Ideas behind the design are: an explosion of parts-open plan for outdoor living-passive ventilation-rainwater as a natural cooling system-harmony with landscape.
Bodrum is a Mediterranean port-trade settlement in the Southwest of Turkey. The area boasts a rich history of over three thousand years, including Hellenistic times. The venerated scientist Heredot was born there and sculptures by artists including Leochares, Bryaxis, and Timotheos were exhibited there and can now be found in museum collections around the world.
The outdated codes restrict new forms of architecture being introduced to the landscape. To overcome this and create a more flexible building type, GAD created a house made from three separate buildings – a metaphor for a single building that has been”exploded” into many parts. Each individual unit, which complies with the regulatory size of 75 square meters, is built next to one another with a narrow space in between and is linked by a glass atrium. Conceived as a single house, each building has a separate function: a master bedroom and bathroom; a kitchen and dining room; and a guesthouse with an adjacent study room.

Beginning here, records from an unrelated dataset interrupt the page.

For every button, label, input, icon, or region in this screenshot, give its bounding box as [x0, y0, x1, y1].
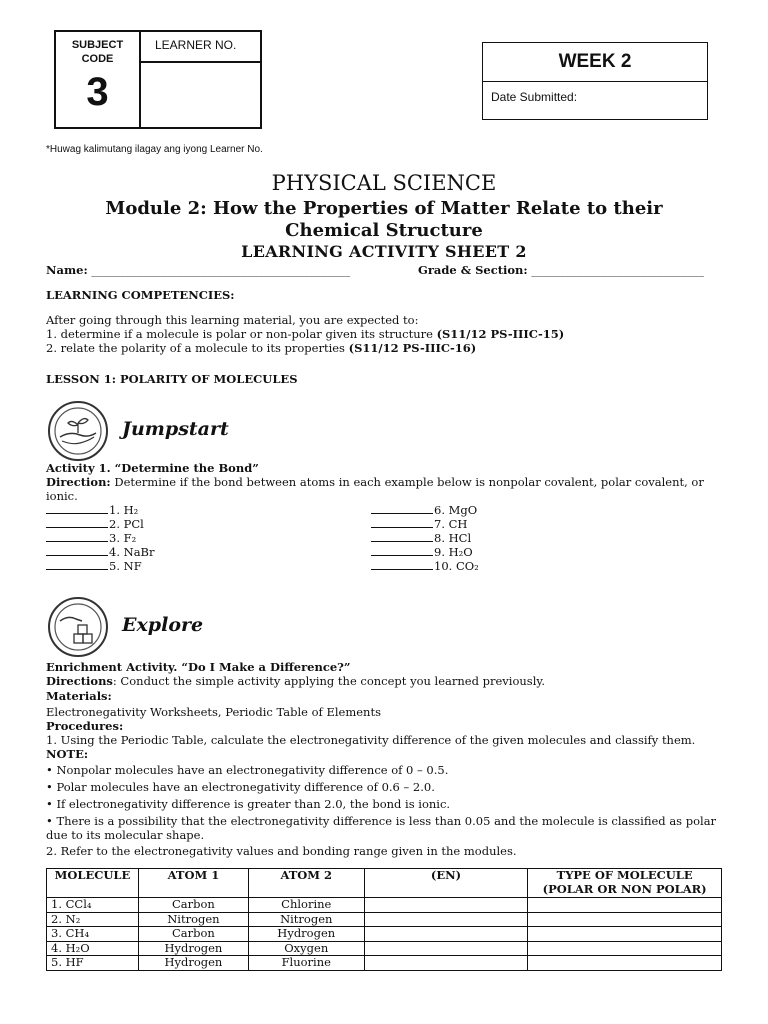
type-cell[interactable] — [528, 927, 722, 942]
materials-label: Materials: — [46, 689, 112, 703]
molecule-cell: 2. N₂ — [47, 912, 139, 927]
grade-section-blank: ______________________________ — [531, 263, 704, 277]
electronegativity-table — [46, 868, 722, 971]
en-cell[interactable] — [364, 956, 528, 971]
atom-1-cell: Hydrogen — [138, 941, 248, 956]
answer-blank — [371, 559, 433, 570]
table-row — [47, 927, 722, 942]
note-label: NOTE: — [46, 747, 89, 761]
note-item: • There is a possibility that the electronegativity difference is less than 0.05 and the molecule is classified as polar due to its molecular shape. — [46, 814, 717, 842]
answer-blank — [371, 545, 433, 556]
subject-code-cell — [56, 32, 141, 127]
subject-title: PHYSICAL SCIENCE — [271, 171, 497, 195]
grade-section-label: Grade & Section: — [418, 263, 528, 277]
atom-1-cell: Carbon — [138, 927, 248, 942]
header-en: (EN) — [364, 869, 528, 898]
molecule-cell: 1. CCl₄ — [47, 898, 139, 913]
explore-title: Explore — [122, 614, 204, 636]
bond-item: 7. CH — [371, 517, 479, 531]
en-cell[interactable] — [364, 912, 528, 927]
answer-blank — [46, 531, 108, 542]
learner-no-reminder: *Huwag kalimutang ilagay ang iyong Learner No. — [46, 144, 263, 155]
answer-blank — [371, 517, 433, 528]
hand-blocks-icon — [48, 597, 108, 657]
atom-2-cell: Fluorine — [248, 956, 364, 971]
procedure-2: 2. Refer to the electronegativity values and bonding range given in the modules. — [46, 844, 517, 858]
sheet-title: LEARNING ACTIVITY SHEET 2 — [241, 242, 527, 261]
name-field — [46, 263, 350, 277]
header-type-of-molecule: TYPE OF MOLECULE (POLAR OR NON POLAR) — [528, 869, 722, 898]
atom-2-cell: Nitrogen — [248, 912, 364, 927]
header-atom-1: ATOM 1 — [138, 869, 248, 898]
type-cell[interactable] — [528, 912, 722, 927]
answer-blank — [46, 545, 108, 556]
competency-item-1: 1. determine if a molecule is polar or non-polar given its structure (S11/12 PS-IIIC-15) — [46, 327, 565, 341]
atom-2-cell: Chlorine — [248, 898, 364, 913]
header-atom-2: ATOM 2 — [248, 869, 364, 898]
bond-item: 8. HCl — [371, 531, 479, 545]
atom-2-cell: Oxygen — [248, 941, 364, 956]
atom-1-cell: Hydrogen — [138, 956, 248, 971]
learner-no-label: LEARNER NO. — [139, 32, 260, 63]
table-row — [47, 912, 722, 927]
hands-plant-icon — [48, 401, 108, 461]
materials-text: Electronegativity Worksheets, Periodic Table of Elements — [46, 705, 381, 719]
bond-item: 2. PCl — [46, 517, 155, 531]
note-item: • If electronegativity difference is greater than 2.0, the bond is ionic. — [46, 797, 451, 811]
table-header-row — [47, 869, 722, 898]
bond-item: 10. CO₂ — [371, 559, 479, 573]
header-molecule: MOLECULE — [47, 869, 139, 898]
molecule-cell: 3. CH₄ — [47, 927, 139, 942]
molecule-cell: 5. HF — [47, 956, 139, 971]
competencies-heading: LEARNING COMPETENCIES: — [46, 288, 235, 302]
table-row — [47, 898, 722, 913]
explore-content — [46, 660, 718, 858]
answer-blank — [46, 517, 108, 528]
atom-1-cell: Carbon — [138, 898, 248, 913]
competencies-list — [46, 313, 736, 355]
bond-item: 3. F₂ — [46, 531, 155, 545]
en-cell[interactable] — [364, 927, 528, 942]
note-item: • Nonpolar molecules have an electronegativity difference of 0 – 0.5. — [46, 763, 449, 777]
subject-learner-box — [54, 30, 262, 129]
bond-item: 5. NF — [46, 559, 155, 573]
molecule-cell: 4. H₂O — [47, 941, 139, 956]
activity-1-title: Activity 1. “Determine the Bond” — [46, 461, 259, 475]
competency-item-2: 2. relate the polarity of a molecule to its properties (S11/12 PS-IIIC-16) — [46, 341, 477, 355]
explore-directions: Directions: Conduct the simple activity applying the concept you learned previously. — [46, 674, 545, 688]
activity-1-direction: Direction: Determine if the bond between atoms in each example below is nonpolar covalent, polar covalent, or ionic. — [46, 475, 704, 503]
enrichment-activity-title: Enrichment Activity. “Do I Make a Difference?” — [46, 660, 351, 674]
bond-item: 9. H₂O — [371, 545, 479, 559]
table-row — [47, 956, 722, 971]
name-blank: _____________________________________________ — [91, 263, 351, 277]
atom-1-cell: Nitrogen — [138, 912, 248, 927]
module-title — [0, 198, 768, 242]
lesson-heading: LESSON 1: POLARITY OF MOLECULES — [46, 372, 298, 386]
answer-blank — [371, 531, 433, 542]
name-label: Name: — [46, 263, 88, 277]
module-title-line1: Module 2: How the Properties of Matter Relate to their — [105, 198, 663, 219]
grade-section-field — [418, 263, 704, 277]
subject-code-label: SUBJECT CODE — [71, 39, 124, 65]
table-row — [47, 941, 722, 956]
en-cell[interactable] — [364, 898, 528, 913]
week-title: WEEK 2 — [483, 43, 707, 82]
answer-blank — [46, 559, 108, 570]
type-cell[interactable] — [528, 941, 722, 956]
bond-items-left — [46, 503, 155, 573]
bond-item: 6. MgO — [371, 503, 479, 517]
type-cell[interactable] — [528, 898, 722, 913]
jumpstart-title: Jumpstart — [122, 418, 229, 440]
module-title-line2: Chemical Structure — [285, 220, 483, 241]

Interior design: Owner has a vast antique collection, which consist of Hellenistic, Byzantine and Ottaman times. Generally there is always a problem for collectors houses to turn to a museum. Structural conditions like the climate, daylight, artificial light and security become more dominant than the daily life. Interior designerHakan Ezer successfully achieved to integrate these valuable collection pieces to the daily life without loosing the functionality.